Bühne frei für den verrückten Professor aus Kanada. Das Publikum wurde noch während des Soundchecks vor verschlossenem Vorhang ungeduldig und dichter, und hier und da sah man schon vereinzelt die Köpfe zu den im Soundcheck angespielten Songs bangen. Devin, der mitten aus der nächsten Strapping-Produktion extra für dieses Festival nach Europa kam, stellte die "DTB" dann als demokratisch abstimmende Band mit ihm als Prime-Minister vor und kündigte etwas "guitar noise and such shit" an. Noise? Nee. Es gab ausschließlich die feinen ruhigen Titel, die dahinfließen wie eine Landschaftsaussicht bis zum Horizont und zum Eintauchen einladen. Keine SYL-Titel, nichts von der ebenfalls recht harten Physicist. Stattdessen startete man bombastisch mit Truth in den Set. Devin wirkte im Vergleich zur letzten Tour (im Kölner Prime Club - Review hier auf Bleeding) recht klar und pflegte die üblich wirre Kommunikation mit dem Publikum (die genaue Erklärung seiner "Haarpflege" war allerdings etwas zu hoch für mich). Dafür hob er bei seinen Soli mit den typisch megagroßen Intervallen mit geschlossenen Augen immer derart in höhere Sphären ab, dass man dachte, er solle sich besser am Boden anbinden, bevor er schwebend wie ein Kirmesballon an der Hallendecke hängt... Wahrscheinlich um Kosten zu sparen war die DTB mit minimalem Equipment angereist. Einige Chorparts kamen komplett vom Sequenzer, und als Devin eine Saite riss ("I destroyed my wanker machine"), musste er auf Alchemist-Equipment ausweichen. Ebenfalls nicht so recht zufrieden war Ryan mit dem zur Verfügung stehenden Drumkit, welches rasch aufgebaut und mit getriggerter Bassdrum sicher nicht die spielerische Vielfalt erlaubt, wie die gewohnte Schießbude von daheim.

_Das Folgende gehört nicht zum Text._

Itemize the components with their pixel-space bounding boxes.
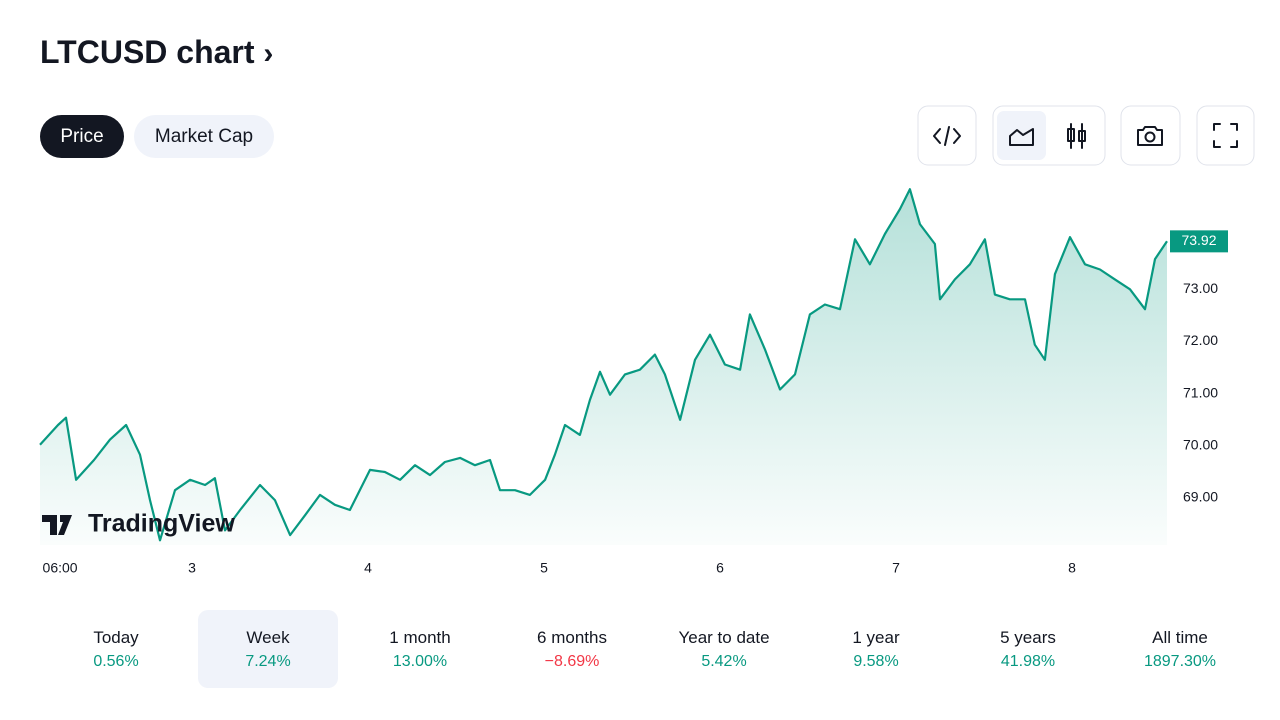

Die Setlist bot für denjenigen, der die letzte Tour gesehen hat, wenig Überraschungen. Meine persönlichen Höhepunkte waren das epische Earthday sowie Away und natürlich Devins magischer Solopart. Den einzigen Moshpit des Tages erzeugte die Devin Townsend Band mit "Bad Devil", wo auch die ansonsten recht zurückhaltenden Begleitmusiker endlich mal etwas aus sich rausgingen. Vor allem Basser Mike poste mit seinem Edel-Designer-Iro was das Zeug hielt. Selbstverständlich wollte das Publikum mehr, und so kehrten die Kanadier wieder auf die Bretter zurück und boten uns nach zwei Zugaben am Ende von "Slow Me Down" noch eine genial-verrückte Verabschiedung in Form einer Powermetal-Verarsche, die zum Höhepunkt mit einer witzigen Kindermelodie endete.

Eine klasse, aber bis auf Devin schon fast zu routinierte Vorstellung, die auch soundtechnisch im Gegensatz zu Alchemist etwas zurückstecken musste. Nichtsdestotrotz ist die Musik über jeden Zweifel erhaben, und auch die Aktion, extra für dieses kleine Non-Profit-Festival nach Europa rüberzukommen, hat der Band mächtig Sympathiepunkte eingebracht. Band glücklich, Publikum glücklich, was will man mehr?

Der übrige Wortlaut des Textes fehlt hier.